Activists to join Fukushima suit

MENTAL ANGUISH:Groups in Taiwan are to join activists in Japan in suing the builders of the plant, so they can allow people to ‘avoid living in the fear of nuclear disasters’

By Lee I-chia  /  Staff reporter

Taiwanese environmental activists and a legislator yesterday supported a call by Japanese environmental groups to join an international lawsuit against the builders of the Fukushima Dai-ichi nuclear power plant for compensation for mental anguish as a means to stop nuclear power plant construction.

Representatives of Taiwanese groups including the Taiwan Environmental Protection Union (TEPU), Wild at Heart Legal Defense Association, Gongliao Anti-Nuclear Self-Help Association, and Democratic Progressive Party Legislator Tien Chiu-chin (田秋堇) yesterday accompanied the Japanese representatives at a press conference at the Legislative Yuan.
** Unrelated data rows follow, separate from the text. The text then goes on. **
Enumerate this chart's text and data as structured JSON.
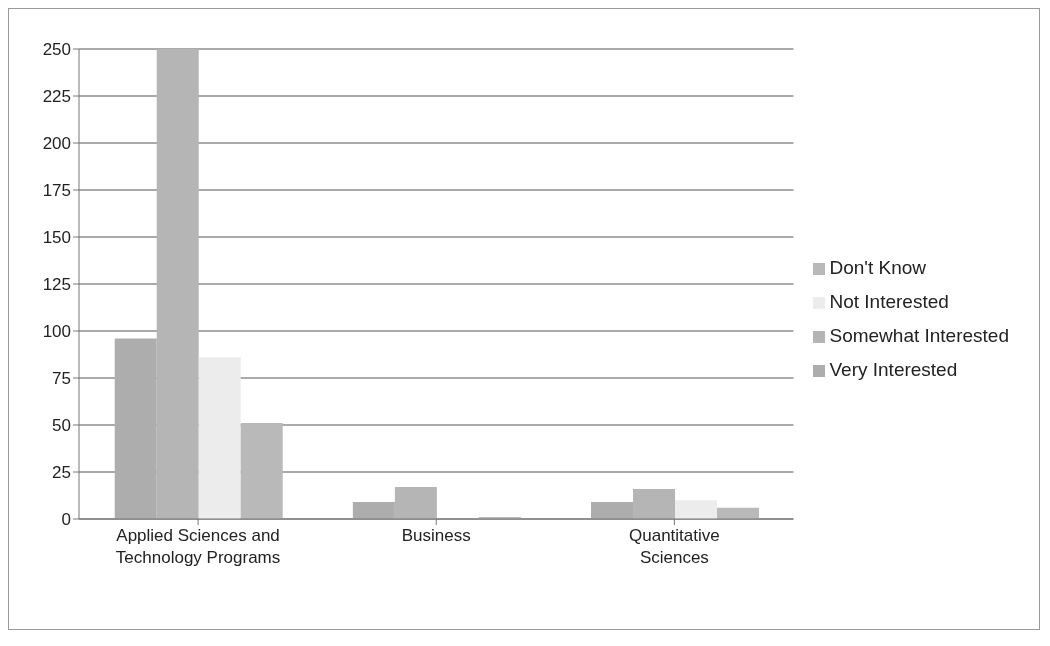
{
  "chart_data": {
    "type": "bar",
    "categories": [
      "Applied Sciences and Technology Programs",
      "Business",
      "Quantitative Sciences"
    ],
    "series": [
      {
        "name": "Very Interested",
        "color": "#adadad",
        "values": [
          96,
          9,
          9
        ]
      },
      {
        "name": "Somewhat Interested",
        "color": "#b5b5b5",
        "values": [
          250,
          17,
          16
        ]
      },
      {
        "name": "Not Interested",
        "color": "#ececec",
        "values": [
          86,
          0,
          10
        ]
      },
      {
        "name": "Don't Know",
        "color": "#b9b9b9",
        "values": [
          51,
          1,
          6
        ]
      }
    ],
    "ylim": [
      0,
      250
    ],
    "yticks": [
      0,
      25,
      50,
      75,
      100,
      125,
      150,
      175,
      200,
      225,
      250
    ],
    "grid": "y",
    "legend": "right"
  }
}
The Japanese representatives — Daisuke Sato of the No Nukes Asia Forum, Seungkoo Choi (崔勝久) of No-Nukes Asian Action and Akihiro Shima (島昭宏), their lawyer, attended discussions with the Taiwanese groups in the past few days, and invited them to file the international lawsuit together against companies including GE, Hitachi and Toshiba.

TEPU founding chairperson and veteran anti-nuclear activist Shih Hsin-min (施信民) said the lawyers’ group believes people have “no-nukes rights” that allow them to “avoid living in the fear of nuclear disasters.”

“It’s a weird situation that only the operating company — Tokyo Electric Power Co — has to shoulder the responsibility for dealing with damage caused by the disaster, while the builders of the plants do not,” Shima said, adding that it is unfair that the builders do not have to pay compensation.

Urging all clients to demand ¥1 million (US$9,574) from the manufacturing companies as compensation for mental anguish, the lawyers’ group said the main point of asking for compensation is to make the companies bear responsibility for what they build.

As the builders of the plants are exempted from responsibility, they may focus only on economic benefits, rather than nuclear safety, Shih said, adding that regulations in Taiwan also only require the operating company and government to take the blame in the event of a nuclear disaster.